Episode two, “Communication Breakdown”, returns Kirk and Spock to the gangster planet from season two’s “A Piece of the Action” where the pathologically imitative people of Sigma Iotia II have now developed a twisted form of democracy in which presidents only hold office for a meager six weeks (actually, that might be nice to have here on Earth right now). Things get a bit more complicated when Spock decides to run for president. While Brandon Easton’s writing continues to nail the character voices and the original series’ dry humor amidst wacky situations, Martin Coccolo’s art has a bit of an off-putting, uncanny valley quality with characters never quite looking each other directly in the eye or sometimes having slightly distorted facial features.

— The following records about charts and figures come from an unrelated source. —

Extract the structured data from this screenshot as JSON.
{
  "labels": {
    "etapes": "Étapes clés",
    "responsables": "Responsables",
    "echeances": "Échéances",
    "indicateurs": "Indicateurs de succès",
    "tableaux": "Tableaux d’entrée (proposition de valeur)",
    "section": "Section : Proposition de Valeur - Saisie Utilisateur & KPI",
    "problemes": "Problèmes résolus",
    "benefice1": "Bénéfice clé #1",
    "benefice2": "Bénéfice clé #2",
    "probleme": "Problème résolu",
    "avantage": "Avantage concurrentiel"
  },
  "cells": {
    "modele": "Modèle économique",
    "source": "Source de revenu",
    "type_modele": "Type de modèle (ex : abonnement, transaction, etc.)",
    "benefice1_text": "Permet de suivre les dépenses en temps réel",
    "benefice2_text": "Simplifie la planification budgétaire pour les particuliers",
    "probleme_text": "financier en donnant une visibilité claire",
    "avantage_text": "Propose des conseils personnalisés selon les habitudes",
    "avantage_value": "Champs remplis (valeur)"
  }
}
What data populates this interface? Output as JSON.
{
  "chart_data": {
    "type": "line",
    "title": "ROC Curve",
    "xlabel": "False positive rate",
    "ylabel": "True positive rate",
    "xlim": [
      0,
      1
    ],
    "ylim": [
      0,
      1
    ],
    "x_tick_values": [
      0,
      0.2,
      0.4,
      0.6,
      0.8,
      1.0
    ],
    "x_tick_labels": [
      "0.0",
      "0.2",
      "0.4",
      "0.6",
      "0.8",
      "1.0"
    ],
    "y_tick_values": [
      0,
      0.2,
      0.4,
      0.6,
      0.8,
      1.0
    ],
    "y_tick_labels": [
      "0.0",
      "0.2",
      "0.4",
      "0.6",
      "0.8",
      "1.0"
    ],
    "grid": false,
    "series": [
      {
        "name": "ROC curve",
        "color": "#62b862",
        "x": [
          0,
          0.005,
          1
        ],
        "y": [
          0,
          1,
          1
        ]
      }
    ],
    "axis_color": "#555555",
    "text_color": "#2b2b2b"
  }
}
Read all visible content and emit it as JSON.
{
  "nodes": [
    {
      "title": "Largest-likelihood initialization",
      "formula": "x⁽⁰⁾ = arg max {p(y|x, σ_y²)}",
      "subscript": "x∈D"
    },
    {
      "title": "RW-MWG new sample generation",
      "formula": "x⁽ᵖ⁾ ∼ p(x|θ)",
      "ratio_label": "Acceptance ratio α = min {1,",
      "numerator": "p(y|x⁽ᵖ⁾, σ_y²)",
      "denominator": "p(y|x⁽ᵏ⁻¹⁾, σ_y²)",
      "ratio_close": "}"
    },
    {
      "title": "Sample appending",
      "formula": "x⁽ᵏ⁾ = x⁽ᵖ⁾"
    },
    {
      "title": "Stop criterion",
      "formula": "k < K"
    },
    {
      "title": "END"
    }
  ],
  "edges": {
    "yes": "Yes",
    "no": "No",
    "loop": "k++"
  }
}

By far, my favorite artist in this series so far is Jody Houser, who captures the original actors’ features perfectly in a more stylized, cartoony fashion for episode three, “The Truth Artifact”. She’s the one artist who seems to actually have some fun with the medium and not simply try to convince readers they’re watching a TV show on the printed page. Writer Silvia Califano does not capture the character’s personalities and voices as thoroughly as the other writers do, though her story—artifacts pulled from a planet that seems to have suffered a mass extinction cause the Enterprise crew to start punching each other in the faces— is the one that most feels like a typical Star Trek episode, particularly because so much of the action is limited to the Enterprise rather than exotic planets.

Where this will all lead remains to be seen, though there is an ominous hint at the beginning of episode one. I am very pleased with the Star Trek: Year Five episodes I’ve read so far though. Those first three episodes are now being collected in a nifty single paperback package by IDW so you can catch up before the Enterprise’s five year mission reaches its apparently harrowing conclusion.